Graeme Philipson in The Age reports:

"Last week, the Australian Computer Society released its second annual survey of employment in the IT industry…  The ACS data shows unemployment in the IT industry at more than 10 per cent, around twice the national average of 5.7 per cent... There are many reasons for the decline in IT employment. There has been a bit of an economic downturn in recent years, which has been particularly strong in the IT industry. The dotcom bust reduced employment opportunities, particularly in web design. But that was cyclical. The real reasons are structural and go much deeper. The nature of the IT profession has changed. Few people do their own applications development any more. They buy more packages and outsource more functions, so they don't need as many programmers and project managers and support staff."

 

So this is a good thing, right? I was in the middle of the dot com thing. I knew web developers, straight out of school, earning six-figure incomes.

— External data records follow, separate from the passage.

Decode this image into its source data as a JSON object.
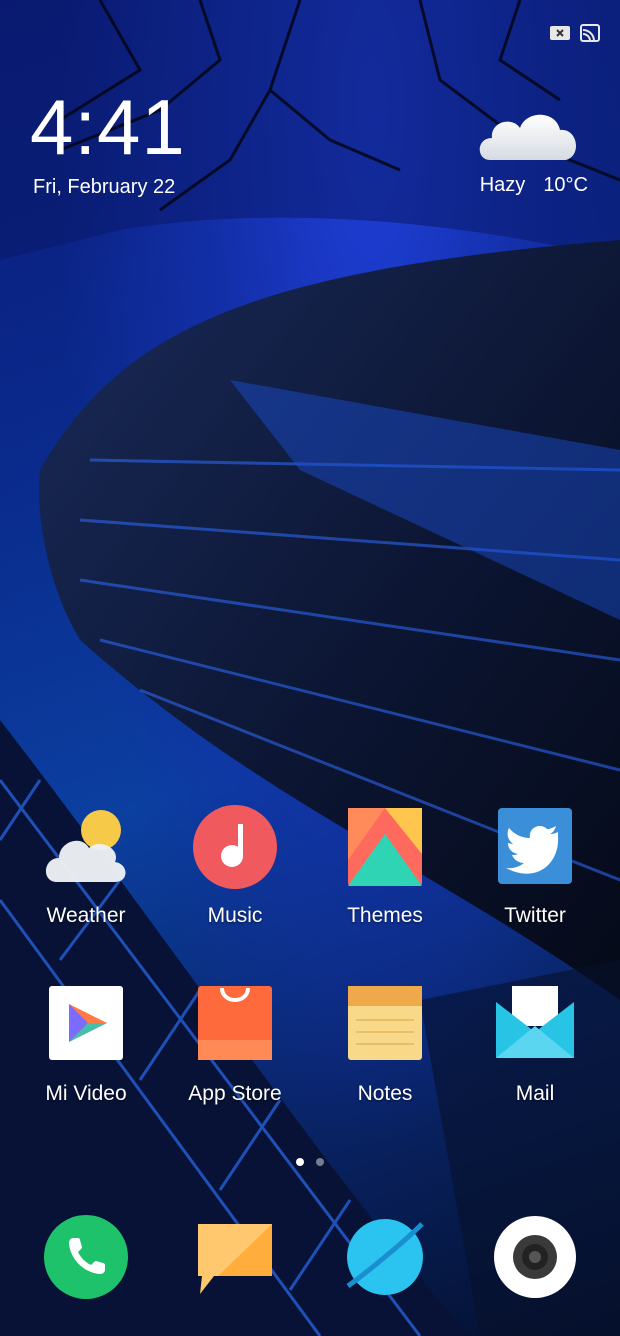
{
  "status_bar": {
    "icons": [
      "notification-icon",
      "cast-icon"
    ]
  },
  "lockclock": {
    "time": "4:41",
    "date": "Fri, February 22"
  },
  "weather": {
    "condition": "Hazy",
    "temperature": "10°C",
    "icon": "cloud-icon"
  },
  "home_apps": [
    {
      "label": "Weather",
      "icon": "weather-icon"
    },
    {
      "label": "Music",
      "icon": "music-icon"
    },
    {
      "label": "Themes",
      "icon": "themes-icon"
    },
    {
      "label": "Twitter",
      "icon": "twitter-icon"
    },
    {
      "label": "Mi Video",
      "icon": "mi-video-icon"
    },
    {
      "label": "App Store",
      "icon": "app-store-icon"
    },
    {
      "label": "Notes",
      "icon": "notes-icon"
    },
    {
      "label": "Mail",
      "icon": "mail-icon"
    }
  ],
  "page_indicator": {
    "pages": 2,
    "active": 1
  },
  "dock": [
    {
      "icon": "phone-icon"
    },
    {
      "icon": "messages-icon"
    },
    {
      "icon": "browser-icon"
    },
    {
      "icon": "camera-icon"
    }
  ],
  "colors": {
    "phone": "#1ec26a",
    "music": "#f05a5f",
    "twitter": "#3a8fd8",
    "notes": "#f8d98a",
    "mail": "#27c4e6",
    "app_store": "#ff6a3d"
  }
}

Maybe it's sour grapes on my behalf, because it took me a decade out of school to earn those kinds of salaries, but c'mon, that isn't healthy or sustainable. So I would love to see IT employment figures from say 1994 and 2004 and see how they chart if you ignore the 1995-2000 bump. Has anyone got a chart like that?

 

Moore's Law works becausegreater portions of the process are mechanized.

  

For the IT industry to mature, should the same rule should apply to the way we use IT workers? Should they be diverted away from development as much as possible, and focused on higher-valued tasks, such as understanding business rules and helping convert them into process orchestrations?

 

We’ve already seen the advent of the enterprise application vendors, SAP, Peoplesoft, Oracle, Great Plains, etc. Companies rarely develop their own ERP or HR system these days. But what it the next paradigm that needs commoditization? Content Management? Business rules automation? System integration?